🧠 All Things AI
Advanced

Encryption for AI Systems

AI systems create new encryption challenges compared to traditional software: prompts carry sensitive user context across networks, vector embeddings encode semantic meaning that may be partially reversible, and model weights represent significant intellectual property.
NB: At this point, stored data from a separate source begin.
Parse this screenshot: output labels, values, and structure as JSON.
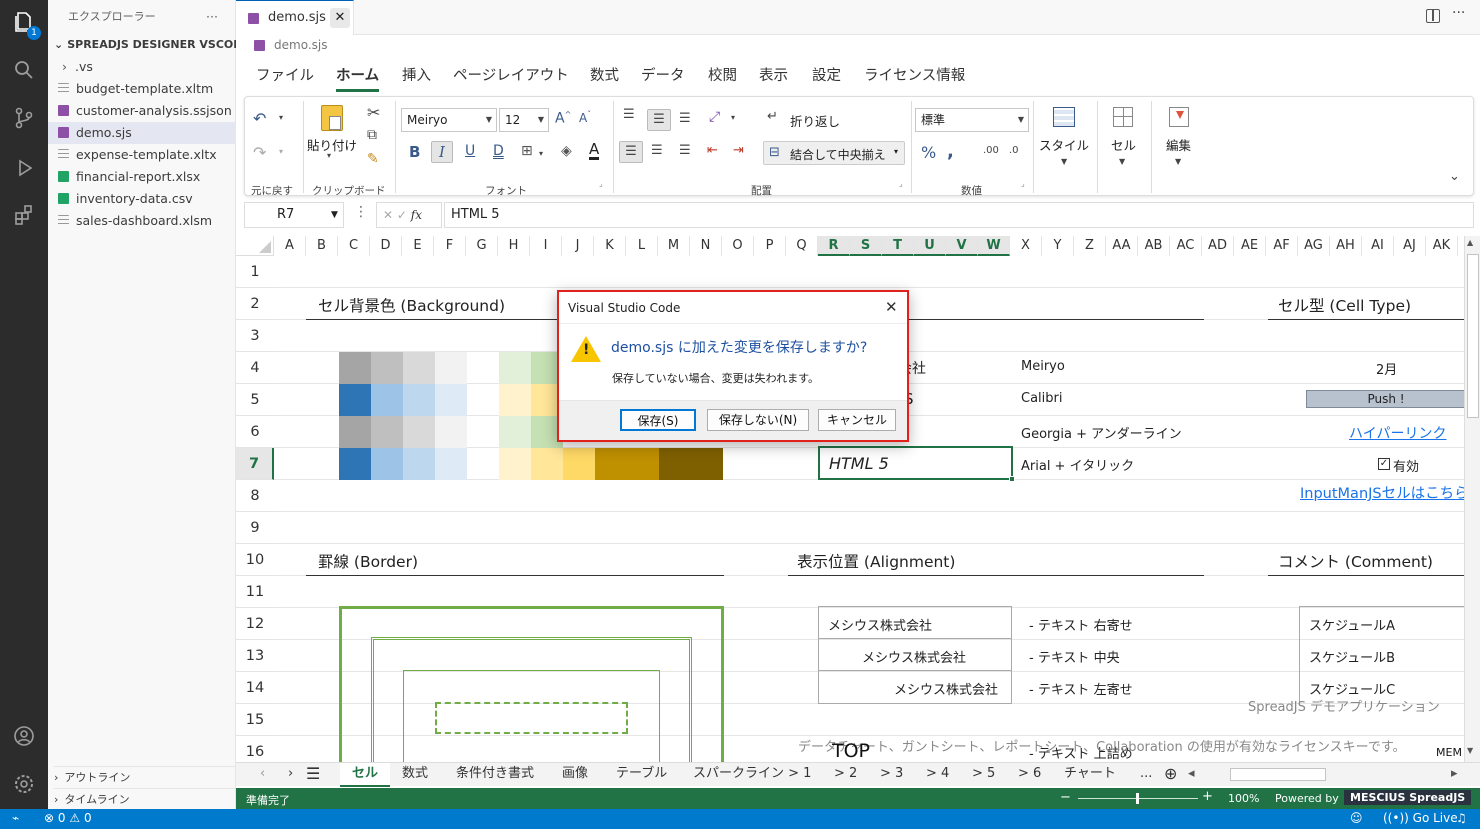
{
  "activity": {
    "badge": "1"
  },
  "sidebar": {
    "title": "エクスプローラー",
    "more": "···",
    "root": "SPREADJS DESIGNER VSCODE...",
    "items": [
      {
        "label": ".vs",
        "kind": "folder"
      },
      {
        "label": "budget-template.xltm",
        "kind": "file"
      },
      {
        "label": "customer-analysis.ssjson",
        "kind": "sjs"
      },
      {
        "label": "demo.sjs",
        "kind": "sjs"
      },
      {
        "label": "expense-template.xltx",
        "kind": "file"
      },
      {
        "label": "financial-report.xlsx",
        "kind": "xlsx"
      },
      {
        "label": "inventory-data.csv",
        "kind": "xlsx"
      },
      {
        "label": "sales-dashboard.xlsm",
        "kind": "file"
      }
    ],
    "outline": "アウトライン",
    "timeline": "タイムライン"
  },
  "editor": {
    "tab": "demo.sjs",
    "breadcrumb": "demo.sjs"
  },
  "ribbon": {
    "tabs": [
      "ファイル",
      "ホーム",
      "挿入",
      "ページレイアウト",
      "数式",
      "データ",
      "校閲",
      "表示",
      "設定",
      "ライセンス情報"
    ],
    "active_tab": "ホーム",
    "groups": {
      "undo": "元に戻す",
      "clipboard": "クリップボード",
      "font": "フォント",
      "align": "配置",
      "number": "数値"
    },
    "paste": "貼り付け",
    "font_name": "Meiryo",
    "font_size": "12",
    "wrap": "折り返し",
    "merge": "結合して中央揃え",
    "number_format": "標準",
    "style": "スタイル",
    "cell": "セル",
    "edit": "編集"
  },
  "formula": {
    "namebox": "R7",
    "fx": "fx",
    "value": "HTML 5"
  },
  "grid": {
    "columns": [
      "A",
      "B",
      "C",
      "D",
      "E",
      "F",
      "G",
      "H",
      "I",
      "J",
      "K",
      "L",
      "M",
      "N",
      "O",
      "P",
      "Q",
      "R",
      "S",
      "T",
      "U",
      "V",
      "W",
      "X",
      "Y",
      "Z",
      "AA",
      "AB",
      "AC",
      "AD",
      "AE",
      "AF",
      "AG",
      "AH",
      "AI",
      "AJ",
      "AK"
    ],
    "selected_columns": [
      "R",
      "S",
      "T",
      "U",
      "V",
      "W"
    ],
    "rows": [
      "1",
      "2",
      "3",
      "4",
      "5",
      "6",
      "7",
      "8",
      "9",
      "10",
      "11",
      "12",
      "13",
      "14",
      "15",
      "16"
    ],
    "selected_row": "7",
    "headings": {
      "background": "セル背景色 (Background)",
      "celltype": "セル型 (Cell Type)",
      "border": "罫線 (Border)",
      "alignment": "表示位置 (Alignment)",
      "comment": "コメント (Comment)"
    },
    "cells": {
      "r4_company": "会社",
      "r5_s": "S",
      "r7_html": "HTML 5",
      "font_meiryo": "Meiryo",
      "font_calibri": "Calibri",
      "font_georgia": "Georgia + アンダーライン",
      "font_arial": "Arial + イタリック",
      "month": "2月",
      "push": "Push !",
      "hyperlink": "ハイパーリンク",
      "checkbox": "有効",
      "inputman": "InputManJSセルはこちら",
      "align_right": "メシウス株式会社",
      "align_center": "メシウス株式会社",
      "align_left": "メシウス株式会社",
      "text_right": "- テキスト 右寄せ",
      "text_center": "- テキスト 中央",
      "text_left": "- テキスト 左寄せ",
      "text_top": "- テキスト 上詰め",
      "sched_a": "スケジュールA",
      "sched_b": "スケジュールB",
      "sched_c": "スケジュールC",
      "watermark1": "SpreadJS デモアプリケーション",
      "watermark2": "データチャート、ガントシート、レポートシート、Collaboration の使用が有効なライセンスキーです。",
      "top": "TOP",
      "mem": "MEM"
    }
  },
  "sheets": {
    "tabs": [
      "セル",
      "数式",
      "条件付き書式",
      "画像",
      "テーブル",
      "スパークライン > 1",
      "> 2",
      "> 3",
      "> 4",
      "> 5",
      "> 6",
      "チャート"
    ],
    "active": "セル",
    "more": "..."
  },
  "statusbar": {
    "ready": "準備完了",
    "zoom": "100%",
    "powered": "Powered by",
    "brand": "MESCIUS SpreadJS"
  },
  "vscode_status": {
    "errors": "0",
    "warnings": "0",
    "golive": "Go Live"
  },
  "dialog": {
    "title": "Visual Studio Code",
    "message": "demo.sjs に加えた変更を保存しますか?",
    "detail": "保存していない場合、変更は失われます。",
    "save": "保存(S)",
    "dont_save": "保存しない(N)",
    "cancel": "キャンセル"
  },
  "colors": {
    "excel_green": "#217346",
    "vscode_blue": "#007acc",
    "dialog_border": "#e0211c",
    "link": "#1a73e8"
  }
}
Standard encryption practices apply, but require AI-specific application to each data type in the pipeline.

Where Data Moves and What to Encrypt

Data typeIn transitAt rest
User promptsTLS 1.2+ mandatory; mTLS for internal servicesEncrypt conversation logs; consider pseudonymisation before storage
Model responsesTLS 1.2+ for all API callsEncrypt response cache and stored outputs
Vector embeddingsTLS for vector DB API callsVerify vector DB provider encrypts at rest; not default on all providers
Fine-tuning datasetsTLS for upload; verify provider's storage encryptionEncrypt local copies; AES-256 minimum
Model weights (self-hosted)TLS for download from registryEncrypt at rest; restrict read access to inference service only
API keys and secretsNever transmitted in URL parameters or log outputVault (HashiCorp Vault, AWS Secrets Manager, Azure Key Vault); never in config files

Encryption in Transit

Requirements

  • TLS 1.2 minimum; TLS 1.3 preferred for all external API calls
  • Certificate validation: never disable certificate checks in production (common in test code that reaches prod)
  • mTLS for internal service-to-service communication in sensitive pipelines
  • HTTP/2 for streaming model responses (reduces connection overhead)

Common mistakes

  • Disabling TLS verification with verify=False or equivalent — common in dev, leaks to prod
  • Logging full API URLs containing API keys as query parameters
  • Using HTTP (not HTTPS) for internal services on the assumption the network is trusted
  • Not pinning TLS certificates for high-sensitivity connections to provider APIs

Encryption at Rest

Key management serviceBest forKey rotation
AWS KMSAWS-native deployments; integrates with S3, RDS, EBS, BedrockAutomatic annual rotation; manual on-demand
Azure Key VaultAzure-native; integrates with Azure AI, Cosmos DB, Blob StorageConfigurable rotation policy; automatic notification on expiry
HashiCorp VaultMulti-cloud; self-hosted; dynamic secrets; fine-grained policiesDynamic secret leases with auto-revocation; configurable TTL
Google Cloud KMSGCP-native; integrates with Vertex AI, BigQuery, Cloud StorageAutomatic rotation; supports CMEK (customer-managed encryption keys)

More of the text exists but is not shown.